Tú, que me escuchas, abre los ojos, observa, comprende. El cielo del que sin cesar te hablan; el cielo con cuya ayuda se intenta insensibilizar tu miseria, anestesiar tus sufrimientos y ahogar el gemido que a pesar de todo se exhala
de tu pecho, es un cielo irracional, con un cielo desierto. Sólo tu infierno está poblado, es positivo.
Basta de lamentaciones; las lamentaciones son vanas, basta de postergaciones; las postergaciones son estériles. Basta de plegarias; las plegarias son impotentes.
¡Levanta, hombre! , declara una guerra implacable al Dios que tanto tiempo ha impuesto a ti y a tus hermanos una embrutecedora veneración. Desembarázate de ese tirano imaginario y sacude el yugo de ésos que se pretenden sus representantes aquí en la tierra. Mas acuérdate de que si sólo haces esto, la tarea no será realizada más que a medias. No olvides que de nada te servirá romper las cadenas que los dioses imaginarios, celestes y eternos han forjado contra ti, si no rompes las que contra ti han formado los dioses pasajeros y positivos de la tierra. Estos dioses giran a tu alrededor, y procuran envilecerte y degradarte. Estos dioses son hombres como tú. Ricos y gobernantes, estos dioses de la tierra la han poblado de victimas numerosas y de injustificables tormentos.
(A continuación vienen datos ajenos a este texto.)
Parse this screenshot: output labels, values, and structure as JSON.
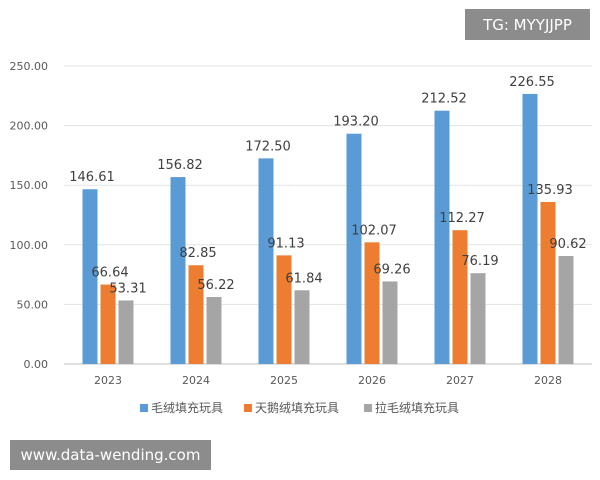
{
  "watermark": "TG: MYYJJPP",
  "site": "www.data-wending.com",
  "chart_data": {
    "type": "bar",
    "categories": [
      "2023",
      "2024",
      "2025",
      "2026",
      "2027",
      "2028"
    ],
    "series": [
      {
        "name": "毛绒填充玩具",
        "color": "#5B9BD5",
        "values": [
          146.61,
          156.82,
          172.5,
          193.2,
          212.52,
          226.55
        ]
      },
      {
        "name": "天鹅绒填充玩具",
        "color": "#ED7D31",
        "values": [
          66.64,
          82.85,
          91.13,
          102.07,
          112.27,
          135.93
        ]
      },
      {
        "name": "拉毛绒填充玩具",
        "color": "#A5A5A5",
        "values": [
          53.31,
          56.22,
          61.84,
          69.26,
          76.19,
          90.62
        ]
      }
    ],
    "yticks": [
      "0.00",
      "50.00",
      "100.00",
      "150.00",
      "200.00",
      "250.00"
    ],
    "ylim": [
      0,
      250
    ],
    "grid": true,
    "legend": "bottom"
  }
}
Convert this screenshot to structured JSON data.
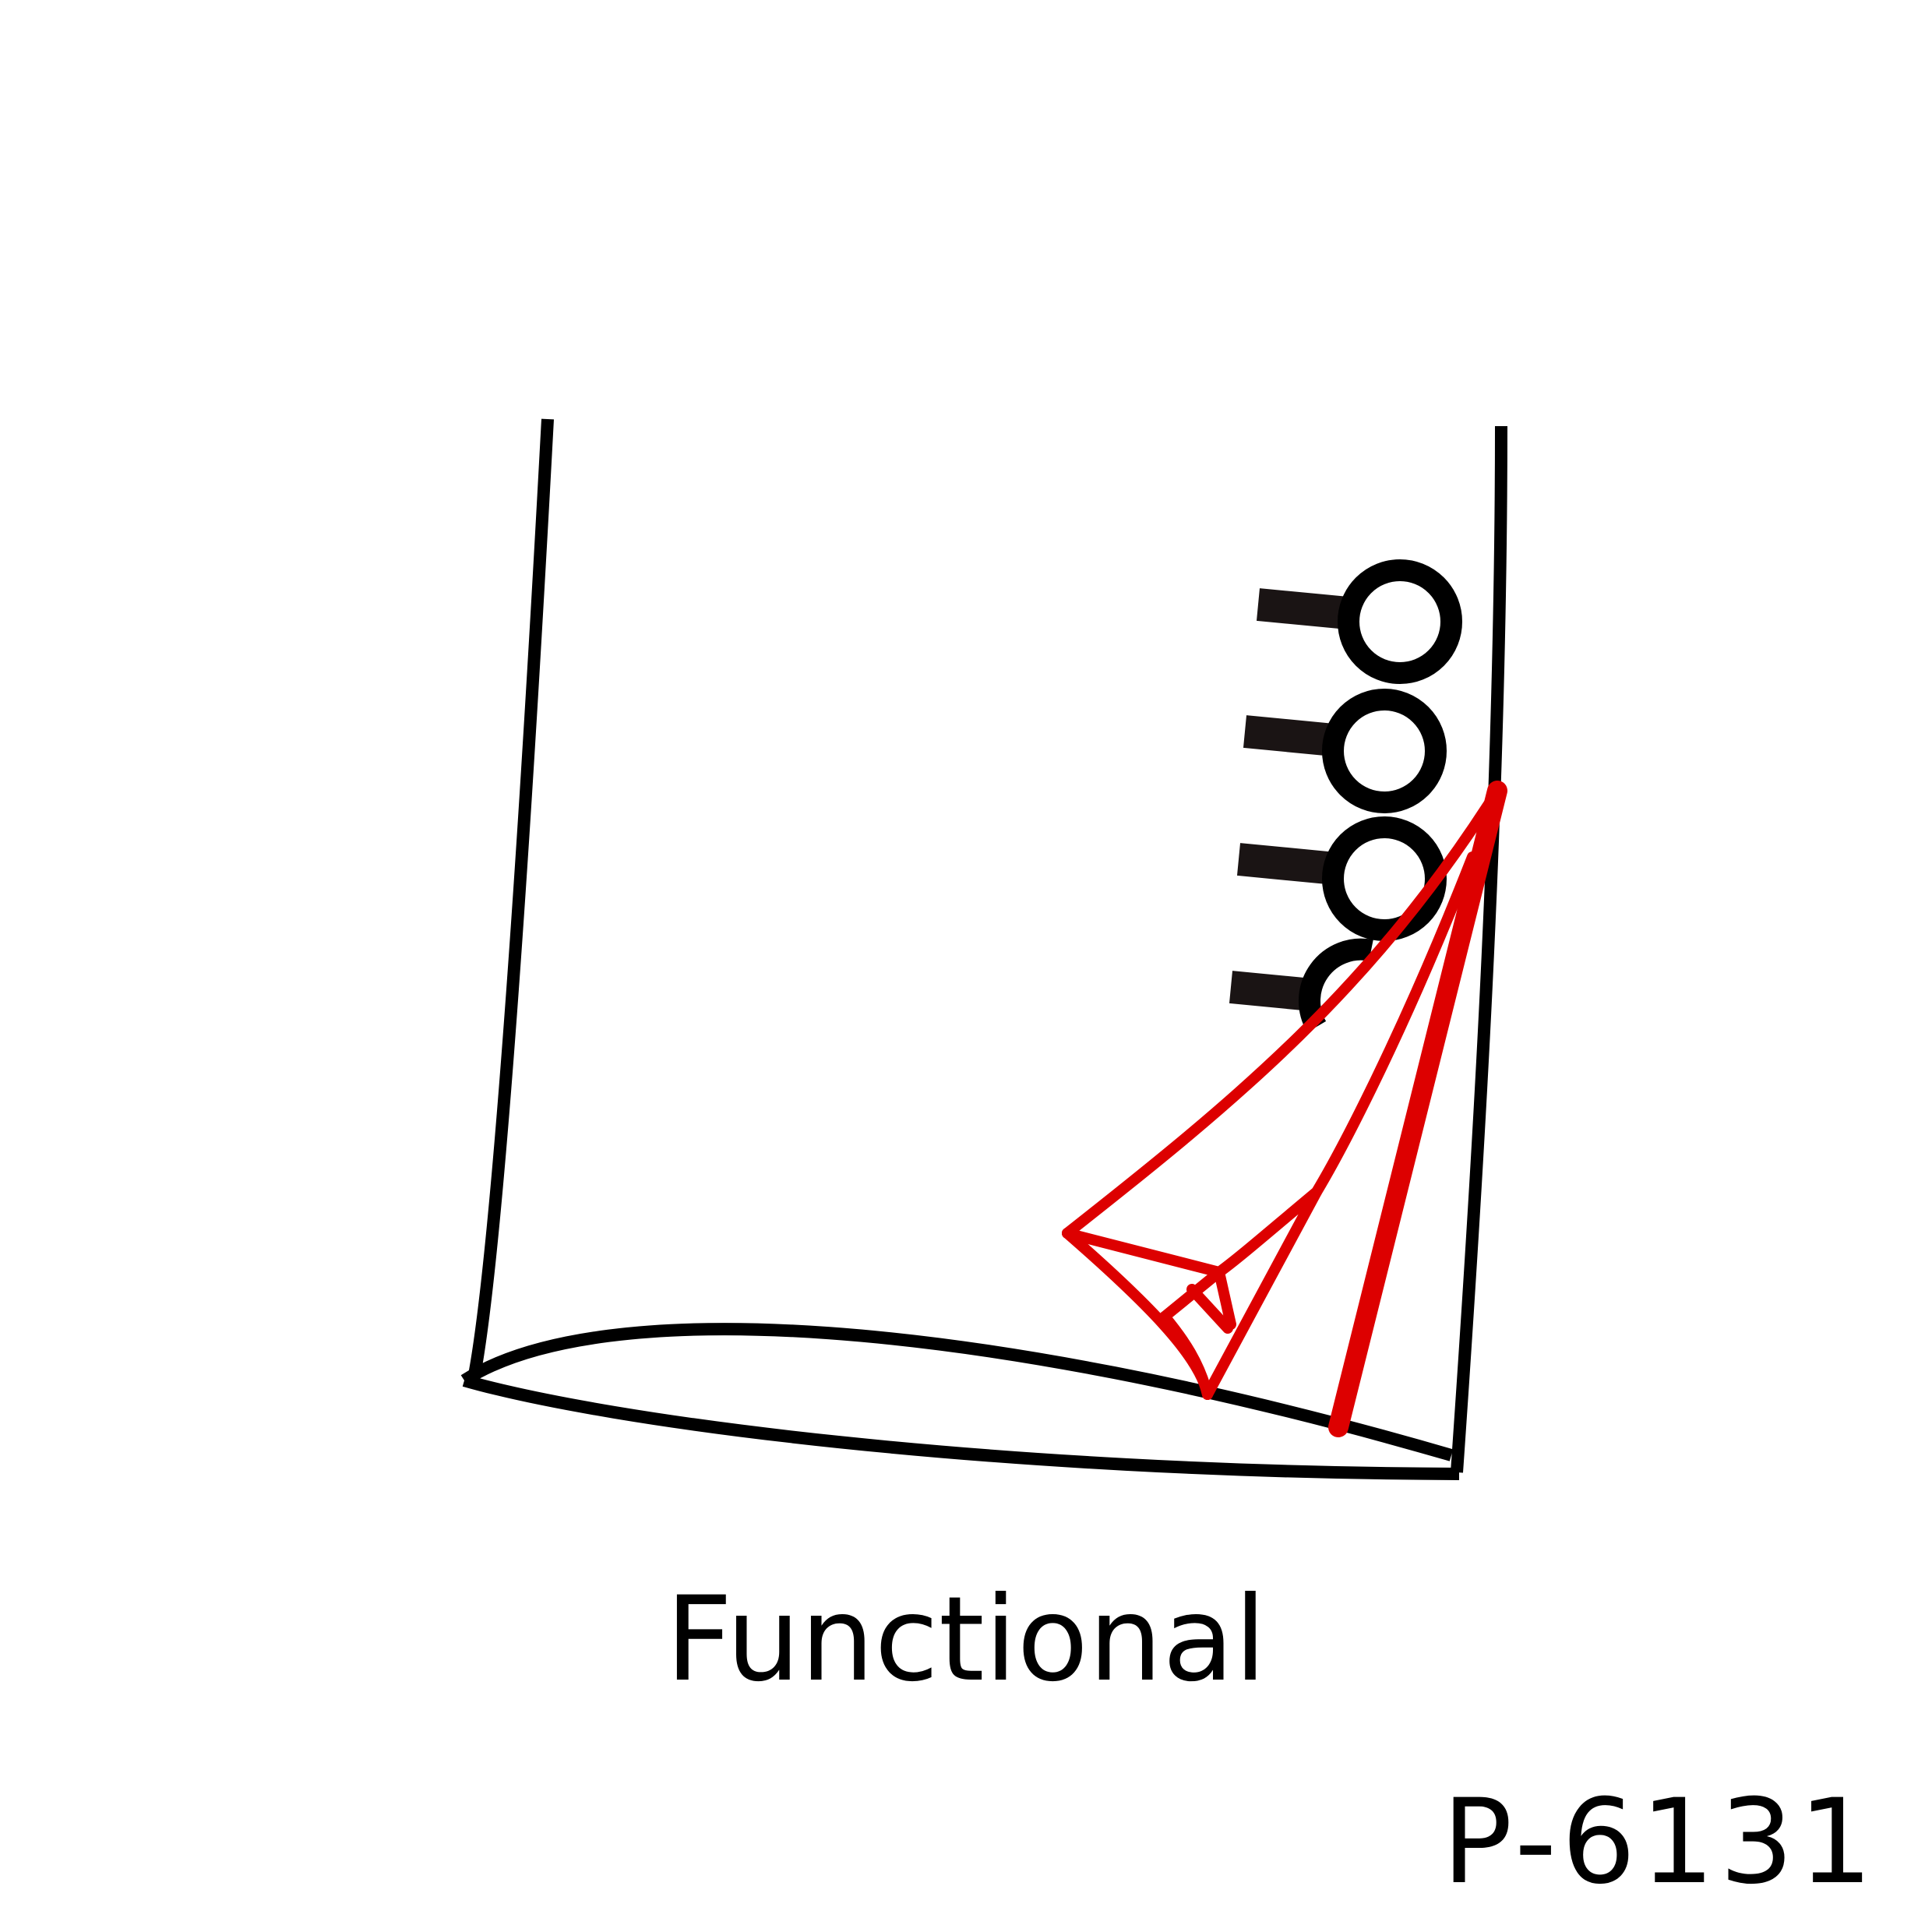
{
  "diagram": {
    "caption": "Functional",
    "code": "P-6131",
    "button_count": 4,
    "colors": {
      "outline": "#000000",
      "button": "#000000",
      "buttonhole": "#1a1414",
      "highlight": "#dd0000",
      "background": "#ffffff"
    },
    "icons": {
      "sleeve": "sleeve-outline-icon",
      "button": "ring-button-icon",
      "buttonhole": "buttonhole-slit-icon",
      "pointer": "red-folded-corner-icon"
    }
  }
}
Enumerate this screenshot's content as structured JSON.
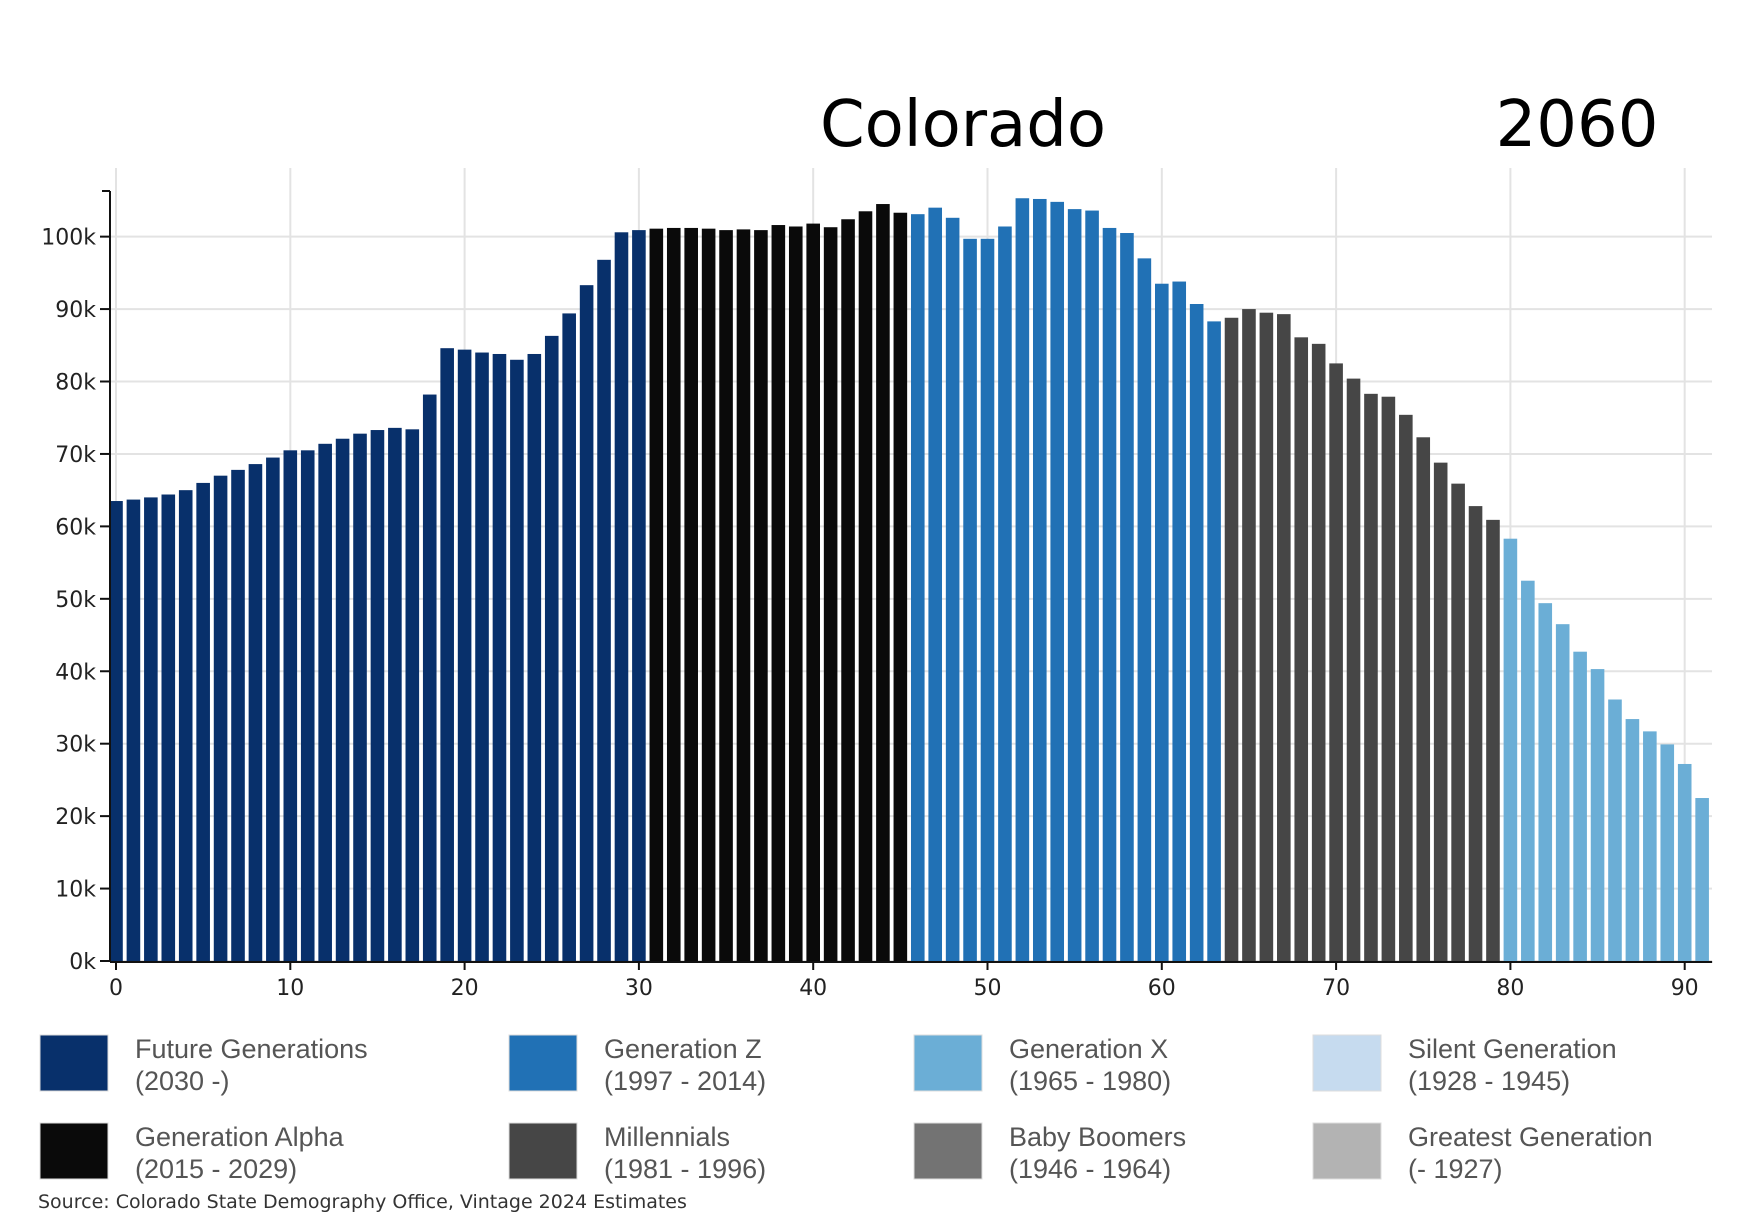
{
  "chart_data": {
    "type": "bar",
    "title": "Colorado",
    "year_label": "2060",
    "xlabel": "",
    "ylabel": "",
    "xlim": [
      0,
      91
    ],
    "ylim": [
      0,
      106300
    ],
    "x_ticks": [
      0,
      10,
      20,
      30,
      40,
      50,
      60,
      70,
      80,
      90
    ],
    "y_ticks": [
      "0k",
      "10k",
      "20k",
      "30k",
      "40k",
      "50k",
      "60k",
      "70k",
      "80k",
      "90k",
      "100k"
    ],
    "y_tick_values": [
      0,
      10000,
      20000,
      30000,
      40000,
      50000,
      60000,
      70000,
      80000,
      90000,
      100000
    ],
    "grid": true,
    "legend_position": "bottom",
    "x": [
      0,
      1,
      2,
      3,
      4,
      5,
      6,
      7,
      8,
      9,
      10,
      11,
      12,
      13,
      14,
      15,
      16,
      17,
      18,
      19,
      20,
      21,
      22,
      23,
      24,
      25,
      26,
      27,
      28,
      29,
      30,
      31,
      32,
      33,
      34,
      35,
      36,
      37,
      38,
      39,
      40,
      41,
      42,
      43,
      44,
      45,
      46,
      47,
      48,
      49,
      50,
      51,
      52,
      53,
      54,
      55,
      56,
      57,
      58,
      59,
      60,
      61,
      62,
      63,
      64,
      65,
      66,
      67,
      68,
      69,
      70,
      71,
      72,
      73,
      74,
      75,
      76,
      77,
      78,
      79,
      80,
      81,
      82,
      83,
      84,
      85,
      86,
      87,
      88,
      89,
      90,
      91
    ],
    "values": [
      63500,
      63700,
      64000,
      64400,
      65000,
      66000,
      67000,
      67800,
      68600,
      69500,
      70500,
      70500,
      71400,
      72100,
      72800,
      73300,
      73600,
      73400,
      78200,
      84600,
      84400,
      84000,
      83800,
      83000,
      83800,
      86300,
      89400,
      93300,
      96800,
      100600,
      100900,
      101100,
      101200,
      101200,
      101100,
      100900,
      101000,
      100900,
      101600,
      101400,
      101800,
      101300,
      102400,
      103500,
      104500,
      103300,
      103100,
      104000,
      102600,
      99700,
      99700,
      101400,
      105300,
      105200,
      104800,
      103800,
      103600,
      101200,
      100500,
      97000,
      93500,
      93800,
      90700,
      88300,
      88800,
      90000,
      89500,
      89300,
      86100,
      85200,
      82500,
      80400,
      78300,
      77900,
      75400,
      72300,
      68800,
      65900,
      62800,
      60900,
      58300,
      52500,
      49400,
      46500,
      42700,
      40300,
      36100,
      33400,
      31700,
      29900,
      27200,
      22500
    ],
    "bar_generation": [
      0,
      0,
      0,
      0,
      0,
      0,
      0,
      0,
      0,
      0,
      0,
      0,
      0,
      0,
      0,
      0,
      0,
      0,
      0,
      0,
      0,
      0,
      0,
      0,
      0,
      0,
      0,
      0,
      0,
      0,
      0,
      4,
      4,
      4,
      4,
      4,
      4,
      4,
      4,
      4,
      4,
      4,
      4,
      4,
      4,
      4,
      1,
      1,
      1,
      1,
      1,
      1,
      1,
      1,
      1,
      1,
      1,
      1,
      1,
      1,
      1,
      1,
      1,
      1,
      5,
      5,
      5,
      5,
      5,
      5,
      5,
      5,
      5,
      5,
      5,
      5,
      5,
      5,
      5,
      5,
      2,
      2,
      2,
      2,
      2,
      2,
      2,
      2,
      2,
      2,
      2,
      2
    ],
    "legend": [
      {
        "name": "Future Generations",
        "range": "(2030 -)",
        "color": "#08306b"
      },
      {
        "name": "Generation Z",
        "range": "(1997 - 2014)",
        "color": "#2171b5"
      },
      {
        "name": "Generation X",
        "range": "(1965 - 1980)",
        "color": "#6baed6"
      },
      {
        "name": "Silent Generation",
        "range": "(1928 - 1945)",
        "color": "#c6dbef"
      },
      {
        "name": "Generation Alpha",
        "range": "(2015 - 2029)",
        "color": "#0a0a0a"
      },
      {
        "name": "Millennials",
        "range": "(1981 - 1996)",
        "color": "#464646"
      },
      {
        "name": "Baby Boomers",
        "range": "(1946 - 1964)",
        "color": "#737373"
      },
      {
        "name": "Greatest Generation",
        "range": "(- 1927)",
        "color": "#b3b3b3"
      }
    ],
    "source": "Source: Colorado State Demography Office, Vintage 2024 Estimates"
  }
}
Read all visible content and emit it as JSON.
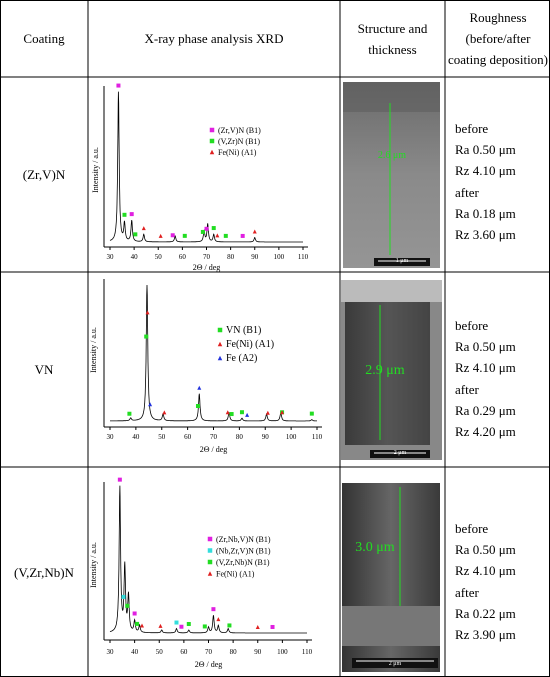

Puedan un día rebelarse los condenados de la tierra contra estos verdugos, para fundar la ciudad de la que estos monstruos queden para siempre desterrados.
Y cuando te hayas emancipado de los dioses, de cielo y de la tierra; cuando te hayas desembarazado de los tiranos de abajo y de los tiranos de arriba; cuando hayas realizado ese doble gesto de liberación, entonces, solamente, ¡oh, hermano!, saldrás del infierno en que te hayas y realizarás tu cielo. Dejarás las tinieblas de tu ignorancia para entrar de lleno en las puras claridades de tu inteligencia, despierto ya de la influencia letárgica de las religiones.
(Nota: La obra Doce pruebas de la inexistencia de Dios es tan sólo un compendio de las doce conferencias que dio Faure en Paris desde noviembre del año 1920 a febrero de 1921.
Los artículos que completan este libro han sido tomados del primer tomo de la traducción al castellano de su Diccionario que ha publicado la editorial Tierra y Libertad, de México.)